Authors: Doris Lessing
She turned her eyes vaguely towards him; it seemed as if she had not heard at all. But he had to go on now. ‘Your Dad’s had it,’ he said brightly. ‘He’s copped it. He’s dead as a doornail, and it’s no use staying here.’
‘How do you know?’ she asked faintly. ‘Sometimes there are mistakes. Sometimes people come back, don’t they?’
This was much worse than he had thought. ‘He won’t come back, I saw him myself.’
‘No,’ she protested, sharply drawing breath.
‘Oh, yes I did. He was lying on the pavement, smashed to smithereens.’ He was waiting for her face to change. So far, it was obstinate, but her eyes were fixed on him like a scared rabbit’s. ‘Nothing left,’ he announced, jauntily, ‘his legs were gone – nothing there at all, and he didn’t have a head left either …’
And now Rose got to her feet with a sudden angry movement, and her eyes were small and black. ‘You …’ she began. Her lips
shook. Jimmie remained seated. He was trying to look casual, even jaunty. He was forcing himself to smile. Underneath he was very frightened. Supposing this was the wrong thing? Supposing she went clean off her rocker … supposing … He passed his tongue quickly over his lips and glanced at her to see how she was. She was still staring at him. But now she seemed to hate him. He wanted to laugh from fright. But he stood up and, with an appearance of deliberate brutality, said: ‘Yes, Rosie girl, that’s how it is, your Dad’s nothing but a bleeding corpse – that’s good, bleeding!’ And now, he thought, I’ve done it properly! ‘You –’ began Rose again, her face contracted with hatred. ‘You –’ And such a stream of foul language came from her mouth that it took him by surprise. He had expected her to cry, to break down. She shouted and raved at him, lifting her fists to batter at his chest. Gently holding her off he said silently to himself, giving himself courage: ‘Ho, ho, Rosie my girl, what language, naughty, naughty!’ Out loud he said, with uneasy jocularity: ‘Hey take it easy, it’s not my fault now …’ He was surprised at her strength.
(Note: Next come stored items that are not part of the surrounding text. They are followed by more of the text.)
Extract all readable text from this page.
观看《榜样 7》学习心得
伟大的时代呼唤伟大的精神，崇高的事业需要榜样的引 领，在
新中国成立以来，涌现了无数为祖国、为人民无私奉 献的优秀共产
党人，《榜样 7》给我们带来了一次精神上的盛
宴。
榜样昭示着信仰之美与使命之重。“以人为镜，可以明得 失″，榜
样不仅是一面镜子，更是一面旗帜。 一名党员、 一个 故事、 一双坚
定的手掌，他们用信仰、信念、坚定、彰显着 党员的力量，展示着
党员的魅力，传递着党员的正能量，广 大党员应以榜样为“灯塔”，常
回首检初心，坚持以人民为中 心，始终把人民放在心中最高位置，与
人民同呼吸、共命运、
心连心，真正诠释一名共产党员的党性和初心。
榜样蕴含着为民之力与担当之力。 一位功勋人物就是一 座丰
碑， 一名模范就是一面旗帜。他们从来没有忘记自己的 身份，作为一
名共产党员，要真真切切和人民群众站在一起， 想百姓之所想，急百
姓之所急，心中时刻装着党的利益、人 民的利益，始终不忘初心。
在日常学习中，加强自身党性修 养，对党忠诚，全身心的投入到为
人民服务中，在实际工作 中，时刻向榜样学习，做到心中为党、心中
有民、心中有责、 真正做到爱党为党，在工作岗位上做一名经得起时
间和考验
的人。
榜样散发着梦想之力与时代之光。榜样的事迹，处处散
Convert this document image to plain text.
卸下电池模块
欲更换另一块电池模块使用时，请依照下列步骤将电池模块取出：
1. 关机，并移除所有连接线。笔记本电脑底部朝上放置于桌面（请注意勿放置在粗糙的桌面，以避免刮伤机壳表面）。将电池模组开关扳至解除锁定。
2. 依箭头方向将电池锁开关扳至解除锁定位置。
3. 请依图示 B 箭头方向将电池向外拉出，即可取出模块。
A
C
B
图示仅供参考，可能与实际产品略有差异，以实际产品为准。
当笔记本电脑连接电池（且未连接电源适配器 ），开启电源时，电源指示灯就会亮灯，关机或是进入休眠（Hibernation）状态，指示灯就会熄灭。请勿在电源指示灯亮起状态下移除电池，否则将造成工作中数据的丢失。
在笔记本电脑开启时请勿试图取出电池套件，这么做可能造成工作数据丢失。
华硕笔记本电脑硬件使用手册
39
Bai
The quiet, composed, neat little Rose was changed into a screaming hag, who scratched and kicked and clawed. ‘Get out of here you –’ and she picked up a candlestick and threw it at him. Holding his arm across his face, he retreated backwards to the door, gave it a kick with his heel, and went out. There he stood, waiting, with a half-rueful, half-worried smile on his face, listening. He was rubbing the scratches on his face with his handkerchief. At first there was silence, then loud sobbing. He straightened himself slowly. I might have hurt her bad, talking like that, he thought; perhaps she’ll never get over it. But he felt reassured; instinctively he knew he had done the right thing. He listened to the persistent crying for a while, and then wondered: Yes, but what do I do now? Should I go back again now, or wait a little? And more persistent than these worries was another: And what then? If I go back now, I’ll let myself in for something and no mistake. He slowly retreated from Rose’s door, down the damaged street, to a pub at the corner, which had not been hit. Must have a drink and a bit of a think … Inside the pub he leaned quietly by the counter, glass in hand, his grey eyes dark with worry. He heard
someone say: ‘Well handsome, and what’s been biting you?’ He looked up, smiling, and saw Pearl. He had known her for some time – nothing serious; they exchanged greetings and bits of talk over the counter when he dropped in. He liked Pearl, but now he wanted to be left alone. She lingered and said again: ‘How’s your wife?’ He frowned quickly, and did not reply. She made a grimace as if to say: Well, if you don’t want to be sociable I’m not going to force you! But she remained where she was, looking at him closely. He was thinking: I shouldn’t have started it, I shouldn’t have taken her on. No business of mine what happened to her … And then, unconsciously straightening himself, with a small, desperate smile that was also triumphant: ‘You’re in trouble again, my lad, you’re in for it now!’ Pearl remarked in an offhand way: ‘You’d better get your face fixed up – been in a fight?’ He lifted his hand to his face and it came away covered with blood. ‘Yes,’ he said, grinning, ‘with a spitfire.’ She laughed, and he laughed with her. The words presented Rose to him in a new way. Proper little spitfire, he said to himself, caressing his cheek. Who would have thought Rose had all that fire in her? Then he set down the glass, straightened his tie, wiped his cheek with his handkerchief, nodded to Pearl with his debonair smile, and went out. Now he did not hesitate. He went straight back to the basement.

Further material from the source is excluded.